Six years after Osama "Wanted-Dead-or-Alive" bin Laden launched the 9/11 terrorist attacks against this country, he is no closer to being caught then he was on the day of George Bush's photo-op on the rubble of the World Trade Center. And thanks to the White House's need to feed their personal propaganda news outlet, tracking the world's most-wanted terrorist just got harder.
A small private intelligence company that monitors Islamic terrorist groups obtained a new Osama bin Laden video ahead of its official release last month, and around 10 a.m. on Sept. 7, it notified the Bush administration of its secret acquisition. It gave two senior officials access on the condition that the officials not reveal they had it until the al-Qaeda release...A copy posted around 3 p.m. on Fox News's Web site referred to SITE and included page markers identical to those used by the group. "This confirms that the U.S. government was responsible for the leak of this document."
As Hunter said, "When your entire foreign policy expertise is based on leaking information to Fox News in order to keep the population in a constant state of low-level fear, sometimes you have to blow actual intelligence information in order to do it."

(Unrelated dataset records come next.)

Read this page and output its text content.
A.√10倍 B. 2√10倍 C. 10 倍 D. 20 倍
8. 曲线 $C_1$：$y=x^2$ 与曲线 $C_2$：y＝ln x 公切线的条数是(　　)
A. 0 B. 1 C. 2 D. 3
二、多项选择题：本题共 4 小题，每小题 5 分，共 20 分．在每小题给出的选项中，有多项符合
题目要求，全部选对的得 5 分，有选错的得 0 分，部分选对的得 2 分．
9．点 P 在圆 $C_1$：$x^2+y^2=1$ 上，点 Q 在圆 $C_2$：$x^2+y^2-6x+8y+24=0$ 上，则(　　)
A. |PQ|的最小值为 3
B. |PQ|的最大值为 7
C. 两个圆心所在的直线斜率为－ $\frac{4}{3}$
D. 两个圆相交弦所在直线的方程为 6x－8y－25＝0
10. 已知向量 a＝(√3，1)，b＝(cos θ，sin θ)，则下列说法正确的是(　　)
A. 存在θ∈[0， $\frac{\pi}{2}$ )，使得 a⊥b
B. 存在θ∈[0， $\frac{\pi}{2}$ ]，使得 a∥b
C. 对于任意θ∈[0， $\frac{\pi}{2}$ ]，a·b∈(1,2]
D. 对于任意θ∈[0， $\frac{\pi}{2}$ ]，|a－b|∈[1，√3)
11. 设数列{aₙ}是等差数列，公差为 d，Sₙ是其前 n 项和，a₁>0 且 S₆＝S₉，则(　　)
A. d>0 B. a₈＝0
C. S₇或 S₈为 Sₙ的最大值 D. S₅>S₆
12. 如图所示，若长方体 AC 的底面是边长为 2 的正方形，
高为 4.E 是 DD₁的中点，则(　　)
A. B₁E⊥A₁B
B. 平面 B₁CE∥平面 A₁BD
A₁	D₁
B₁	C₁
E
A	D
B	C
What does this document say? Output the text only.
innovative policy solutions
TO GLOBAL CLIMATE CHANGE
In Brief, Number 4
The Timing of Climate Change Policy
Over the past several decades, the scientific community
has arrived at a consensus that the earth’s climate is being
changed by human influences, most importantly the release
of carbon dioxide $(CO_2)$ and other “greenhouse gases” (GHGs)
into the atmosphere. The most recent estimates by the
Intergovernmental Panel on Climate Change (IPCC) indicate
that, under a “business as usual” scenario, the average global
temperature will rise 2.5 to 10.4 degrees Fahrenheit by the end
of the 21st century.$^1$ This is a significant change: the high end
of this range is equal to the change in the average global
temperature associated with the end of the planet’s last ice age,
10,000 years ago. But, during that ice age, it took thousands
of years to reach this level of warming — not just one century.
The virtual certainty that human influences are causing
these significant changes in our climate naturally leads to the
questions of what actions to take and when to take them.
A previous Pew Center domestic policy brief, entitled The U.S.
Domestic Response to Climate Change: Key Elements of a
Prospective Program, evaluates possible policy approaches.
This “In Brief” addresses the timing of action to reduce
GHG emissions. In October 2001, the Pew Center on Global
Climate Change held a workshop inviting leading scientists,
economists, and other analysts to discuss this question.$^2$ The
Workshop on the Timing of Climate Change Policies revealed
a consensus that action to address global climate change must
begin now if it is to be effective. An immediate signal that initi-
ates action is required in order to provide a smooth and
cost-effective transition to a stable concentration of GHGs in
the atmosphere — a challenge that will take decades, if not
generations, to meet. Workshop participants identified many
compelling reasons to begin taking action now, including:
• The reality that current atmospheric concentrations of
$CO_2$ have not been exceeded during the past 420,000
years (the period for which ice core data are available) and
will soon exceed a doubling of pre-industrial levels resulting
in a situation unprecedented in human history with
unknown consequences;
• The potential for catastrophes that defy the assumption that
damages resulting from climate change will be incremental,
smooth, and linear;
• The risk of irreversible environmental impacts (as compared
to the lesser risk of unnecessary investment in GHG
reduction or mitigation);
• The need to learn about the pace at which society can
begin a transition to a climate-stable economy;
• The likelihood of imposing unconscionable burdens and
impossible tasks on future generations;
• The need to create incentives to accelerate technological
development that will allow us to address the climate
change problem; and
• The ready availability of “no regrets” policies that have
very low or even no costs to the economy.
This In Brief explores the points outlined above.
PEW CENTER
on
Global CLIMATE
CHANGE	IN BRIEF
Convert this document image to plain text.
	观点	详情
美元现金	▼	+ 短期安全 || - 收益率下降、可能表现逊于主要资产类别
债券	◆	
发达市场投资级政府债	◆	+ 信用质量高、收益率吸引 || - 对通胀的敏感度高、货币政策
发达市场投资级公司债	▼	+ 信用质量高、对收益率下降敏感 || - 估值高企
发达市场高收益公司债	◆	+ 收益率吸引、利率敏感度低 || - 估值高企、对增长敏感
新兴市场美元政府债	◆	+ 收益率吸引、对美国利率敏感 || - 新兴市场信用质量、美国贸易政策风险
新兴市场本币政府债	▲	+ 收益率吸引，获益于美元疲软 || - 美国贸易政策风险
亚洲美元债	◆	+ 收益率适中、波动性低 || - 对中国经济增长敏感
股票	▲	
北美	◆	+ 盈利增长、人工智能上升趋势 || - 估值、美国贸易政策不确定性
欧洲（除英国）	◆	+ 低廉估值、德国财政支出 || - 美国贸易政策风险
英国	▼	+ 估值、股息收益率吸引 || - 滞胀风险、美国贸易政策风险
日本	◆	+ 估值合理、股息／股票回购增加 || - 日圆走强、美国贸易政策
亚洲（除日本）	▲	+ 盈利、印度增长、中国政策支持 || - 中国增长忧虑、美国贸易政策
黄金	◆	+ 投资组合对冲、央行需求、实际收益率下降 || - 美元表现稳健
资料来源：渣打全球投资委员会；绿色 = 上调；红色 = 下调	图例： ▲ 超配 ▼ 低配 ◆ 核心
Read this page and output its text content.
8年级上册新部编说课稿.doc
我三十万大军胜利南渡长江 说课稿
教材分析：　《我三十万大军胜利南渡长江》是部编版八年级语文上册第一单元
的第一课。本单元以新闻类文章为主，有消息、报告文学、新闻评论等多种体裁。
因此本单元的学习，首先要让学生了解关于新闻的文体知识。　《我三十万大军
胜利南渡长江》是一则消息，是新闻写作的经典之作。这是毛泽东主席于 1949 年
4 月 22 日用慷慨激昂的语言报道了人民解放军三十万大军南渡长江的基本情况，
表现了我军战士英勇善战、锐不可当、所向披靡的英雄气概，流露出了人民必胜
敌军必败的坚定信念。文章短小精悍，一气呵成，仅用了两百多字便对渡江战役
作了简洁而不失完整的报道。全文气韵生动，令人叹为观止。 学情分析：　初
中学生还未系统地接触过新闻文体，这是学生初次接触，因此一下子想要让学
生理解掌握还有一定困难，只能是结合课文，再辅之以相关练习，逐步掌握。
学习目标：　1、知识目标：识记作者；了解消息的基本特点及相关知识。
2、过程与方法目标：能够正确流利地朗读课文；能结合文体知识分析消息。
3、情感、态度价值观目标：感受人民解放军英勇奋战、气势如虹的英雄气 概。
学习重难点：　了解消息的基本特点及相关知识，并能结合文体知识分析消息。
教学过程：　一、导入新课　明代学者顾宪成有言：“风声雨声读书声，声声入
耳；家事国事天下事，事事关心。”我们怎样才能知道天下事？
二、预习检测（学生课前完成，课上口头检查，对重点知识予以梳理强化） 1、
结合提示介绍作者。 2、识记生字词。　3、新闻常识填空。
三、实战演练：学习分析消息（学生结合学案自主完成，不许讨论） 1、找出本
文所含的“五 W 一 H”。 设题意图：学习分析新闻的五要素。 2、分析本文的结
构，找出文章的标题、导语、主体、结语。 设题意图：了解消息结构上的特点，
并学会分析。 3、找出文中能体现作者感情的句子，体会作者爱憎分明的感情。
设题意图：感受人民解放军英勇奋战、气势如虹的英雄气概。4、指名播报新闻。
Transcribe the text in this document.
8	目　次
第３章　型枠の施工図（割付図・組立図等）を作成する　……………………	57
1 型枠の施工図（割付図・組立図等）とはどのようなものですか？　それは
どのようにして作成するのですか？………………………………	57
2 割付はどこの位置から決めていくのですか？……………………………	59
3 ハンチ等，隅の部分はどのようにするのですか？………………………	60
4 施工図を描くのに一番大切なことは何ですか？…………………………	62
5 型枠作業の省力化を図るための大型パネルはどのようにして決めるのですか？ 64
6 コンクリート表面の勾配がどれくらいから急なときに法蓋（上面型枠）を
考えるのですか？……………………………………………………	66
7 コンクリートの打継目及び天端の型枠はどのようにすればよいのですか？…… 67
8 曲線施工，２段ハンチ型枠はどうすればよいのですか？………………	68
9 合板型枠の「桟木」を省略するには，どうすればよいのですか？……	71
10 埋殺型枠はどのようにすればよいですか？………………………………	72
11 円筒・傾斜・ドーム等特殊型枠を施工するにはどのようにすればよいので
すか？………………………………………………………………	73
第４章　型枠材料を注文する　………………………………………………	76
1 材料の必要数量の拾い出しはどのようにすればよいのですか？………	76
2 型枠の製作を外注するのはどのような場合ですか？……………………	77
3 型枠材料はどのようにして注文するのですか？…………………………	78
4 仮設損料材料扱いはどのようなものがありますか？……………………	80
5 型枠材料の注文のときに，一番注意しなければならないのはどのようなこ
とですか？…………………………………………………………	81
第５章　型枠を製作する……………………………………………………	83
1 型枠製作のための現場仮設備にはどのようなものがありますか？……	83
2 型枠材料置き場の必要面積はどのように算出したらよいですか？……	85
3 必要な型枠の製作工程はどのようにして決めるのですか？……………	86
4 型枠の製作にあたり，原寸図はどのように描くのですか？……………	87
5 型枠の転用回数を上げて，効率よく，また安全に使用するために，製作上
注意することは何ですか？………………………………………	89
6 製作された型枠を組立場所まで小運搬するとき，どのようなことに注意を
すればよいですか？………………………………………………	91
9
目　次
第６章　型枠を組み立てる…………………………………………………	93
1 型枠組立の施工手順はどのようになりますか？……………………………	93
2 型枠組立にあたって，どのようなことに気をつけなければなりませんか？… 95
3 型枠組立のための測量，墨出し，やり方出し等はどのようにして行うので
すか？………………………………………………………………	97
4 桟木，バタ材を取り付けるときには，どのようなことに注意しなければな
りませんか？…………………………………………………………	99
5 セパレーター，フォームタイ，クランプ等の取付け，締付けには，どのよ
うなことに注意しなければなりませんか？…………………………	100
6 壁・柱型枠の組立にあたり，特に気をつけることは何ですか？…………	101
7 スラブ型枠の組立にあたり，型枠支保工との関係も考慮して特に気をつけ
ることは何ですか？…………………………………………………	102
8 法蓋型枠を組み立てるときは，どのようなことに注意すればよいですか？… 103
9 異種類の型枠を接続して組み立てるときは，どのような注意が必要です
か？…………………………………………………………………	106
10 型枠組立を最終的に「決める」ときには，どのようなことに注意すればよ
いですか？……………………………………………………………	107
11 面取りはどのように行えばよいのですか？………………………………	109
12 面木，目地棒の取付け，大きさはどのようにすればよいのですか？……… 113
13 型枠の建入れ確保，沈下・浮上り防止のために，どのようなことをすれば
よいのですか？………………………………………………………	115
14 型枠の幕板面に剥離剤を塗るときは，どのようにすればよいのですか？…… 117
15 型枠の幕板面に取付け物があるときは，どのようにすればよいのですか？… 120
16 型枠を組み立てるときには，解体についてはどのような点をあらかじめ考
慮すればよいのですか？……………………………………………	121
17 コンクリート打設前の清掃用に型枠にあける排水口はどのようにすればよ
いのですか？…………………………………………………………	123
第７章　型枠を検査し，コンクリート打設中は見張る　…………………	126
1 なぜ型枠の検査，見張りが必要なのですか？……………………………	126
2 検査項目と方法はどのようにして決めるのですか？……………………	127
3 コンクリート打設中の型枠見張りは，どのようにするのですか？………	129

And now the investigation into who was responsible for the leak begins. And who should we believe? The White House, who said:
MS. PERINO: When -- the standard practice at the White House is to take that phone call -- to take that request and direct it to -- directly to the DNI's office. So we do not ask to have that information just solely reviewed at the White House, we immediately turn it over to the National Center for Counterterrorism.
Or:
Ross Feinstein, a spokesman for the director of national intelligence, said..."At this point, we don't think there was a leak from the Office of the Director of National Intelligence or the National Counterterrorism Center."
And in the interest of being fair and balanced, I must point out that Perino also said:
Q My question is, you're saying they contacted these other places. The company asked them not to. So how do you know that the leak didn't come --
MS. PERINO: No, no, we asked --
Q -- from Fielding or --
MS. PERINO: Because I've talked to Fred.
And as we all know, when a White House spokesman says they've been assured a leak didn't come from them, you can take that to the bank.